Gunna hatte Ívar Laxdal absichtlich auf dem Parkplatz abgefangen, damit niemand sie belauschen konnte. Er hatte die Hände verschränkt und dachte nach. Dann drehte er sich um und funkelte Gunna an, als hätte sie ihm eine Handgranate in den Schoß fallen lassen.
»Wenn das schiefläuft, könnte es in einer Katastrophe enden. Ich warne dich, Gunnhildur.«
»Wovor genau warnst du mich?«, fragte sie nervös und verärgert.
»Wenn diese Angelegenheit nicht mit Fingerspitzengefühl und Diskretion behandelt wird, könnten einige berufliche Karrieren zerstört werden. Einschließlich deiner«, fügte er hinzu.
»Was verstehst du in diesem Zusammenhang unter Fingerspitzengefühl? Soll ich nicht so genau hinsehen?«
»Verdammt, das meine ich natürlich nicht«, wetterte Ívar Laxdal. »Es ist eine Schande. Und sei nicht so misstrauisch. Ich meine, du solltest sehr diskret vorgehen und deiner Sache sicher sein.

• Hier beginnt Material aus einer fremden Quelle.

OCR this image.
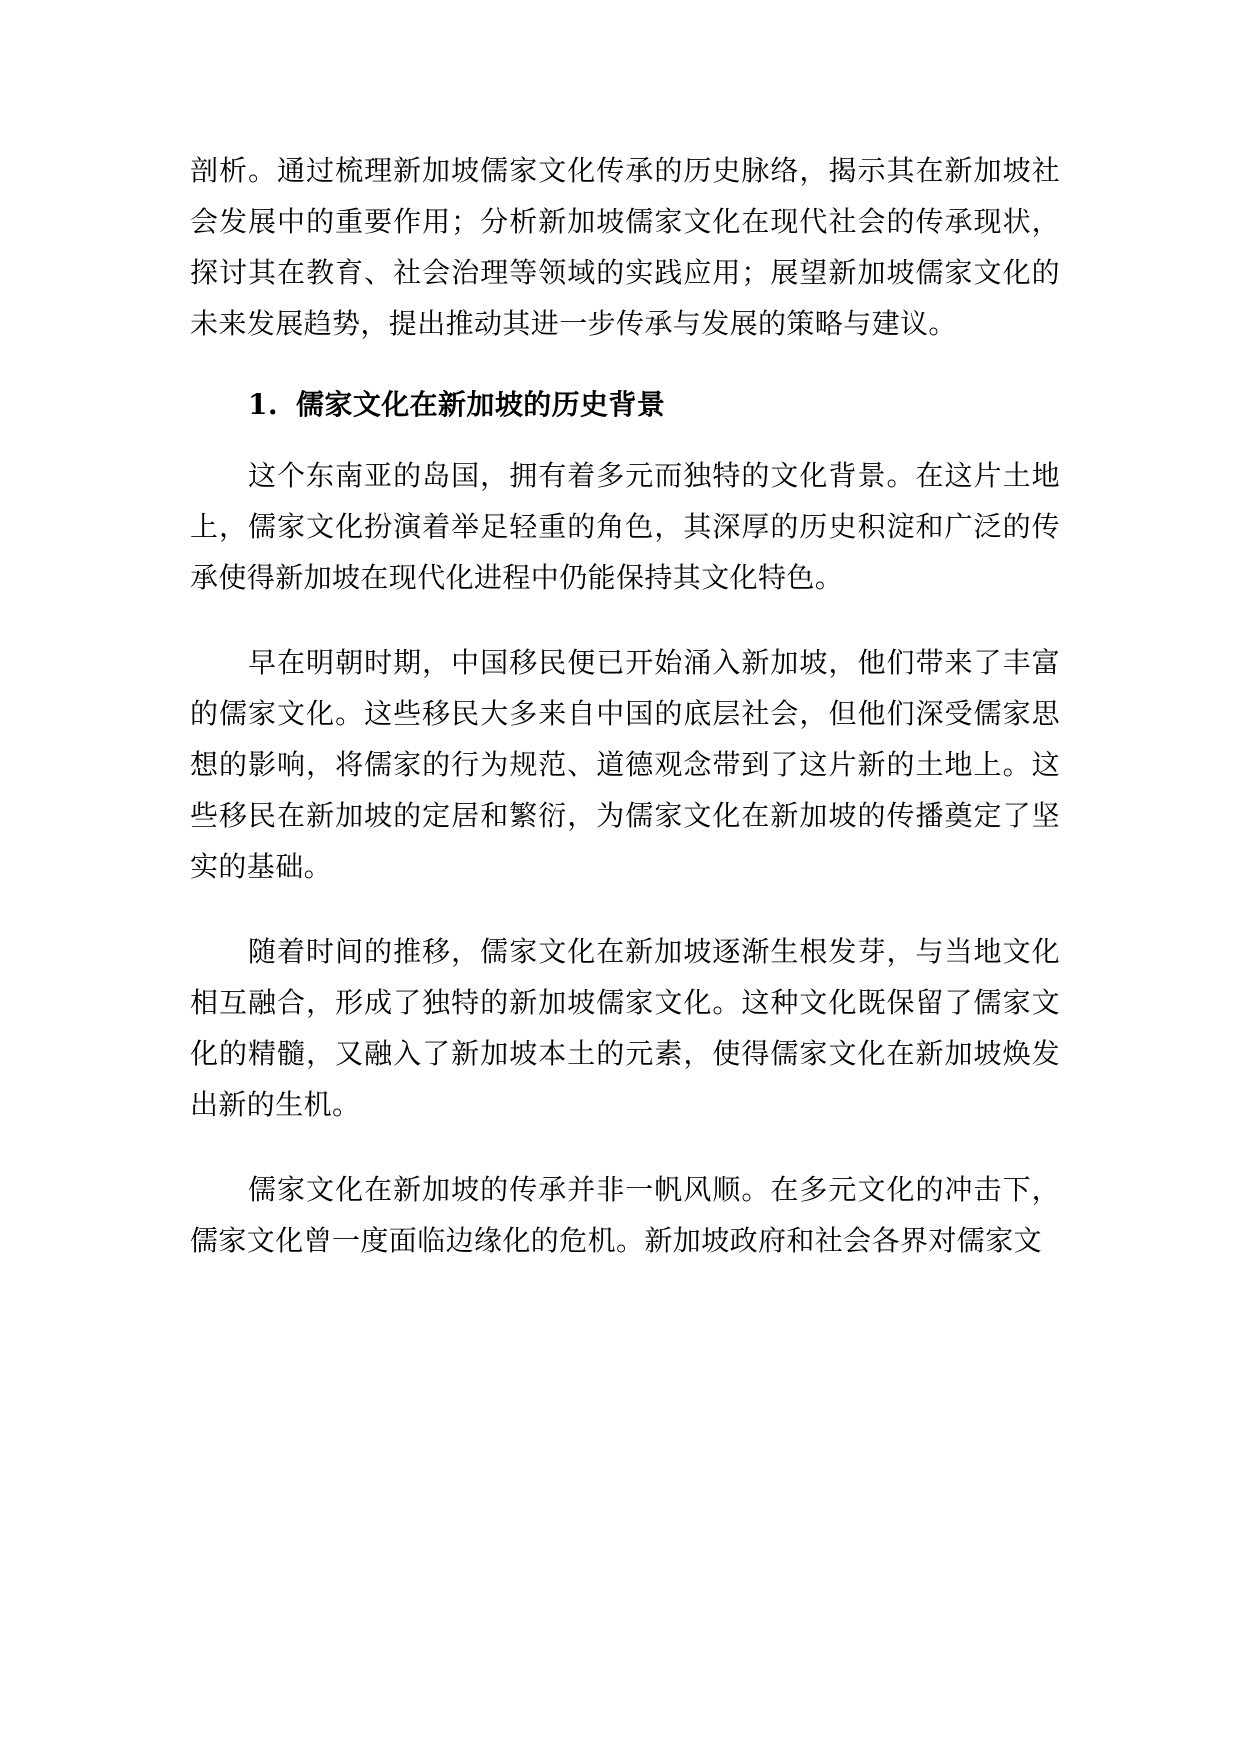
剖析。通过梳理新加坡儒家文化传承的历史脉络，揭示其在新加坡社会发展中的重要作用；分析新加坡儒家文化在现代社会的传承现状，探讨其在教育、社会治理等领域的实践应用；展望新加坡儒家文化的未来发展趋势，提出推动其进一步传承与发展的策略与建议。

1. 儒家文化在新加坡的历史背景

这个东南亚的岛国，拥有着多元而独特的文化背景。在这片土地上，儒家文化扮演着举足轻重的角色，其深厚的历史积淀和广泛的传承使得新加坡在现代化进程中仍能保持其文化特色。

早在明朝时期，中国移民便已开始涌入新加坡，他们带来了丰富的儒家文化。这些移民大多来自中国的底层社会，但他们深受儒家思想的影响，将儒家的行为规范、道德观念带到了这片新的土地上。这些移民在新加坡的定居和繁衍，为儒家文化在新加坡的传播奠定了坚实的基础。

随着时间的推移，儒家文化在新加坡逐渐生根发芽，与当地文化相互融合，形成了独特的新加坡儒家文化。这种文化既保留了儒家文化的精髓，又融入了新加坡本土的元素，使得儒家文化在新加坡焕发出新的生机。

儒家文化在新加坡的传承并非一帆风顺。在多元文化的冲击下，儒家文化曾一度面临边缘化的危机。新加坡政府和社会各界对儒家文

Du weißt, wie es in diesem Land läuft. Ein falsches Wort, und alle wissen Bescheid. Wenn die Gerüchteküche brodelt, wird immer etwas hängen bleiben, und ich will nicht, dass das ohne guten Grund passiert. Kapiert? Das gilt auch für dich.«
»Danke. Ich dachte mir, dass du es so gemeint hast. Ich wollte bloß sichergehen.«
Ívar Laxdal entspannte sich sichtlich, und Gunna sah ausnahmsweise einmal ein Lächeln über sein Gesicht huschen. Vielleicht konnte der Mann tatsächlich auch mal auftauen. Kurz fragte sie sich, was für ein Leben er wohl führte, wenn er nicht im Dienst war.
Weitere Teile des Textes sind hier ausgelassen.